Despite a broad range of capabilities, it would be wrong not to bring up the glaring weaknesses of GPT-4.

  • Hallucinations is a term for when a large language model such as GPT-4 makes up false information in response to a factual question. For example, when asked to cite legal cases as precedent for a legal case, GPT-4 might make up entirely fictitious cases out of thin air. Because GPT-4 is frequently anthropomorphized, especially due to the peculiarities of the ChatGPT interface, it would not be a gross mistake to call this process lying. GPT-4 will confidently lie on factual questions with no provocation and no way to distinguish the lies from normal, factual information. The frequency of these “hallucinations” depends on the specifics of the question, but is generally around 20-40%.
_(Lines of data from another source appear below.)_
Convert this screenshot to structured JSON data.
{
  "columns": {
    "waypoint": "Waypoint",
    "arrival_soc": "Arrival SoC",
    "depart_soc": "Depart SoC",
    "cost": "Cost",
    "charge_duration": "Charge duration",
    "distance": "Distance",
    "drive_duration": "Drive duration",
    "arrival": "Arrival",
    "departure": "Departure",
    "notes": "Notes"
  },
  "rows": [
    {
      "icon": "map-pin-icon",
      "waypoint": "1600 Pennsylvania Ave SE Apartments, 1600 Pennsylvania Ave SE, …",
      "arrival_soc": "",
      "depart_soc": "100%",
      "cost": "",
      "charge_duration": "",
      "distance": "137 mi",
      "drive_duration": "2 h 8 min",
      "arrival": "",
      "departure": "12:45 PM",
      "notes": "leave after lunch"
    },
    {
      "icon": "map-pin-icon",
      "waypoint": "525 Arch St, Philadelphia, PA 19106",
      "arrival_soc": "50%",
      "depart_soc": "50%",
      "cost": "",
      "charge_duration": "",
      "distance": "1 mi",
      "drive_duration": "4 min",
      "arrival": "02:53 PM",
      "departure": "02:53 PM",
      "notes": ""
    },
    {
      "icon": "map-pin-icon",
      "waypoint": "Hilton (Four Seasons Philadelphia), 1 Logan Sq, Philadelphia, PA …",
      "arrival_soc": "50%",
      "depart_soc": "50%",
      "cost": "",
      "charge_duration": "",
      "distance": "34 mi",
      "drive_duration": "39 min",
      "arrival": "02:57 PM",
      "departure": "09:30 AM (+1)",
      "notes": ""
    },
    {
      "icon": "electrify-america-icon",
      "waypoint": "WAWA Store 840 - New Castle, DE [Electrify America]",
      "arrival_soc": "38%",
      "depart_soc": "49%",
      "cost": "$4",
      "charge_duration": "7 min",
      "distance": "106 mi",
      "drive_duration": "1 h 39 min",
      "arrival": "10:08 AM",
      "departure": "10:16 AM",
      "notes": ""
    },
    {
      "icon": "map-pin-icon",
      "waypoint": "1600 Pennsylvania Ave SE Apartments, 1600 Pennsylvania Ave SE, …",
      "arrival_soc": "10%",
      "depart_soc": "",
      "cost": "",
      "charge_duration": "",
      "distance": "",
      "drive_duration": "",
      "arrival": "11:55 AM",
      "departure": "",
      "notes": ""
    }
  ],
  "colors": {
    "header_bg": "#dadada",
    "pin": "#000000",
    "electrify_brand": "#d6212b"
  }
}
  • Consistency. For a variety of reasons, GPT-4 has trouble with consistently remaining on a particular topic for a prolonged period of time. This has significant impact on attempts to use GPT-4 as part of an autonomous system, as GPT-4’s “thinking” tends to experience “drift” away from the topic fairly quickly.

  • Creativity. This last point is not based on testing by OpenAI, but rather on anecdotal experience of several writers who I know have attempted to use GPT-4 for creative writing. Overall, GPT-4’s suggestions remain “tropey” and not innovative, though wherever this problem can be resolved with a more careful choice of prompts remains to be seen.

Despite some crucial limitations, it seems that GPT-4 has a very broad and deep set of capabilities, which makes this line of models a crucial topic of research in the AI safety community.